The destruction of irreplaceable archeological treasures may seem, to our positivist, forward looking mindset, unequal to, or unimportant in comparison with, the loss of human life in this conflict. But this is a false juxtaposition. War always entails loss of human life (civilian as well as military), as well as destruction of human creations such as buildings, written materials, pottery, etc. To bemoan one loss is not to devalue the significance of the other. To be against war is to be aware of the significance of these losses which are, inevitably, the consequences of the military “option”.

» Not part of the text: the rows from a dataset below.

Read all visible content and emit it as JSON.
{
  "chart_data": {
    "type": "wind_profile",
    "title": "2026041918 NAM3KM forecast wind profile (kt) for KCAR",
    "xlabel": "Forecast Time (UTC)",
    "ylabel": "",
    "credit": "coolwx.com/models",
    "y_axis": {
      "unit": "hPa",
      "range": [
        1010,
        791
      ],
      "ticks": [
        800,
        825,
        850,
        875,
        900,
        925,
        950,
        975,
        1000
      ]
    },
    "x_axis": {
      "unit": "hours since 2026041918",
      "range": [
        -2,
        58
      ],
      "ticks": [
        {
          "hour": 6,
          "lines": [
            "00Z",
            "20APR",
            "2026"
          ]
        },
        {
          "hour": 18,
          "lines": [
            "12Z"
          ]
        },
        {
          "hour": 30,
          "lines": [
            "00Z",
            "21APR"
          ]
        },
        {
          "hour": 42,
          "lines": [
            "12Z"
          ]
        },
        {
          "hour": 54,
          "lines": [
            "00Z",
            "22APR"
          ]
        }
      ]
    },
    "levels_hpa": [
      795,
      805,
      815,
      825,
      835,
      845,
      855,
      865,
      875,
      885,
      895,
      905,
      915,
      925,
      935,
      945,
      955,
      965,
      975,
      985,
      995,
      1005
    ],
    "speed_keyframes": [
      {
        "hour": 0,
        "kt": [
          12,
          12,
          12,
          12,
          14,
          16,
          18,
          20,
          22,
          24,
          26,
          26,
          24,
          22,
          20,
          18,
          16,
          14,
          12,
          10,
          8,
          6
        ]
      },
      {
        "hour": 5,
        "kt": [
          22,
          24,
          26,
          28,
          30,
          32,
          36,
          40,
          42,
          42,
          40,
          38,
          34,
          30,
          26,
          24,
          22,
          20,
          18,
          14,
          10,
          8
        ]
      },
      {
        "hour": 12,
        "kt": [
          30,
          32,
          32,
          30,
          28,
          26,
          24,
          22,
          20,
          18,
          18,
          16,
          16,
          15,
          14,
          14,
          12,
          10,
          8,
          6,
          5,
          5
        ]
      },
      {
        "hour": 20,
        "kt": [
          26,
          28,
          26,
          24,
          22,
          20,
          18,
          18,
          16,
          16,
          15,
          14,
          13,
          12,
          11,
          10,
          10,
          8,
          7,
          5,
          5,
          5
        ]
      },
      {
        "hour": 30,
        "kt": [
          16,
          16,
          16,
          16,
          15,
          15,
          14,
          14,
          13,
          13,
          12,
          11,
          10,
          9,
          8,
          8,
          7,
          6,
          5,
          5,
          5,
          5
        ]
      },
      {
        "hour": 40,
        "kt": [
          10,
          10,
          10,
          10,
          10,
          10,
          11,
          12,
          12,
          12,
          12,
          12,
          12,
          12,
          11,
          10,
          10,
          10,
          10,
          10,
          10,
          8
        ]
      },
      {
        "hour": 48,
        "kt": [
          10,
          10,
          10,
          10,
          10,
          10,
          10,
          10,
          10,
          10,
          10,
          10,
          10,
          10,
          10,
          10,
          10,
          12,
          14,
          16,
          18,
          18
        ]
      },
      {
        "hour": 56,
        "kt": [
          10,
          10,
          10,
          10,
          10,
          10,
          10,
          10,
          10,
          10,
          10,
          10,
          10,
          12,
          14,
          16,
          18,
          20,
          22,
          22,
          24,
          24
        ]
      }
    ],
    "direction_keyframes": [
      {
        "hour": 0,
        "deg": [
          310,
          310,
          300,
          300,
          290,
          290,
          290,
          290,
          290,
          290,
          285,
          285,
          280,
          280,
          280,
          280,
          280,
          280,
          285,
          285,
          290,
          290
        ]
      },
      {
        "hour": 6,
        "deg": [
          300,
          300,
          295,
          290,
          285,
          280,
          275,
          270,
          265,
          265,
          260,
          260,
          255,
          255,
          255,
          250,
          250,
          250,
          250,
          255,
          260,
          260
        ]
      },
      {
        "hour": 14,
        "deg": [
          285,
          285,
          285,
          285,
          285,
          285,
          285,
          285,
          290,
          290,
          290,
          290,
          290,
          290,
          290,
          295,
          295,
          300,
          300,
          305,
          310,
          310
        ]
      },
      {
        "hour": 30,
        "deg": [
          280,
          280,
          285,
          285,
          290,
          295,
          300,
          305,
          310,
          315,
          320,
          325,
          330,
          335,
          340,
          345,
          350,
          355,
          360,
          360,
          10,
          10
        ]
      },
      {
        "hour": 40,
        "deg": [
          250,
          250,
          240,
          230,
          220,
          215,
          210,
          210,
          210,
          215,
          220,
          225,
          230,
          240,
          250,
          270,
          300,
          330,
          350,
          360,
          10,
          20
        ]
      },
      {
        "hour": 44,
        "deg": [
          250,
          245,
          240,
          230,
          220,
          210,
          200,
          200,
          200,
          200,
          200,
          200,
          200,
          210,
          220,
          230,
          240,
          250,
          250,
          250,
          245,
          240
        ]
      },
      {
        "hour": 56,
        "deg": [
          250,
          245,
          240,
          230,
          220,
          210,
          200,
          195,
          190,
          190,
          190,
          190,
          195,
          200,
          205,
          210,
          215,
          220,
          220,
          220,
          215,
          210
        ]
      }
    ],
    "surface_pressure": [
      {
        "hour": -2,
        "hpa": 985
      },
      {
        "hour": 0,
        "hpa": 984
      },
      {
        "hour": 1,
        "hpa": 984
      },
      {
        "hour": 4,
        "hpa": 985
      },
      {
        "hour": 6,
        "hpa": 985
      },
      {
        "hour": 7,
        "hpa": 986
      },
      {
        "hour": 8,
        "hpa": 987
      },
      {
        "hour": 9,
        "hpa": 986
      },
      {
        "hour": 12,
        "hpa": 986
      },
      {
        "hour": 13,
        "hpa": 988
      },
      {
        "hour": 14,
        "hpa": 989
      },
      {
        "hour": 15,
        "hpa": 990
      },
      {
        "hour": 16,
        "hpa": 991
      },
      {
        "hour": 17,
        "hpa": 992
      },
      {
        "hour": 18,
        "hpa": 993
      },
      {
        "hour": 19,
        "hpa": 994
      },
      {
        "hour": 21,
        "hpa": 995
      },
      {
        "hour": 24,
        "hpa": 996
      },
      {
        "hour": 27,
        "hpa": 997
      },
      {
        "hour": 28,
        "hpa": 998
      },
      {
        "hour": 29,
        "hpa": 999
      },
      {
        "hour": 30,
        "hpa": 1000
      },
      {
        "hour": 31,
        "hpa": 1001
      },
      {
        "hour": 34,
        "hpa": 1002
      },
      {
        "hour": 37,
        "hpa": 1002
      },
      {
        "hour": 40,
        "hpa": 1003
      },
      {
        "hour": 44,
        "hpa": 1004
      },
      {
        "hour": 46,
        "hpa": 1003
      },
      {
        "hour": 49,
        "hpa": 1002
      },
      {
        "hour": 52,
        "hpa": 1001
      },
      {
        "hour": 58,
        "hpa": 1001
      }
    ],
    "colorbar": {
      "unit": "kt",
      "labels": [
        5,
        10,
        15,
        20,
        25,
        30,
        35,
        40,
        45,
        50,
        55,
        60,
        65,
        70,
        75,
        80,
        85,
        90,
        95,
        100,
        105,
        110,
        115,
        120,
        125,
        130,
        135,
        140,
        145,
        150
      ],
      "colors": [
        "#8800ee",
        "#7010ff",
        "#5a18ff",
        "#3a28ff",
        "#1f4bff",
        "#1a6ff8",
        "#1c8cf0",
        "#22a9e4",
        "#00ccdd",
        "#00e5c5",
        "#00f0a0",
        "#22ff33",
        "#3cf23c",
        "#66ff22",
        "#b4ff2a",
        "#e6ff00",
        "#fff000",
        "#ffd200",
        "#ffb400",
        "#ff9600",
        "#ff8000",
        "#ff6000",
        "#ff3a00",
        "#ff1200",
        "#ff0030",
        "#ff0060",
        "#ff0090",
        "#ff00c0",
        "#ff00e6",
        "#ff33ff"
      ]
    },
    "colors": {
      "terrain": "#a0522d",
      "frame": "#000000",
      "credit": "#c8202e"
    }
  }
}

Historically, invading armies have destroyed cultural treasures, usually deliberately, as a further mode of demoralizing and destroying their enemies by destroying their symbols. In this conflict, which was personalized by the invaders to an amazing degree in the figure of Saddam Hussein, we see that U.S. soldiers were the first to attack a statue of his image, which is typical of the behavior of armies in conflicts through the ages.
The behavior of the looters, however, given that they are citizens of Iraq, is less understandable, until we look at the authoritarian nature of the regime that was, overnight, erased from their sight, and remember that the perpetrators hail from slums that have been descending into deeper and deeper squalor since the 1991 Gulf War and the imposition of sanctions. Like all Middle Eastern societies, Iraq is harshly classist. As in Lebanon’s civil conflict, and as in revolutionary France, the downtrodden, suddenly released from an iron, oppressive control, will seek to take advantage of their situation by attacking anything that symbolizes those classes that exerted or helped to maintain that control. In Iraq, this would be the middle and upper classes, with their cultural bases such as the museum. The mob is not trying to erase history. It is sending its inarticulate message of long-harbored resentment towards oppression in the only language it has been given.
It is astounding that with the many lessons history gives of this tendency, and the importance of Iraq as a center of ancient history, that the military occupiers have been so taken by surprise and have seemingly formulated very little in the way of contingency or risk management planning to defend the ancient city of Baghdad against its own. However, the weakness of the American approach to its invasion of Iraq is not only that the conflict itself lacked justification or international support, but that the American military concentrated on the conflict as conflict (which, given the overwhelming superiority of the American and British military over Iraq’s defenses, was never in serious doubt), and not on managing the aftermath.
While U.S. Marines search for weapons of mass destruction, or evidence of Saddam Hussein’s demise or survival, they seem oblivious to the extent to which the capital has once again been sacked, or the long-term psychic implications of the destruction, throughout the Middle East and the greater Muslim world.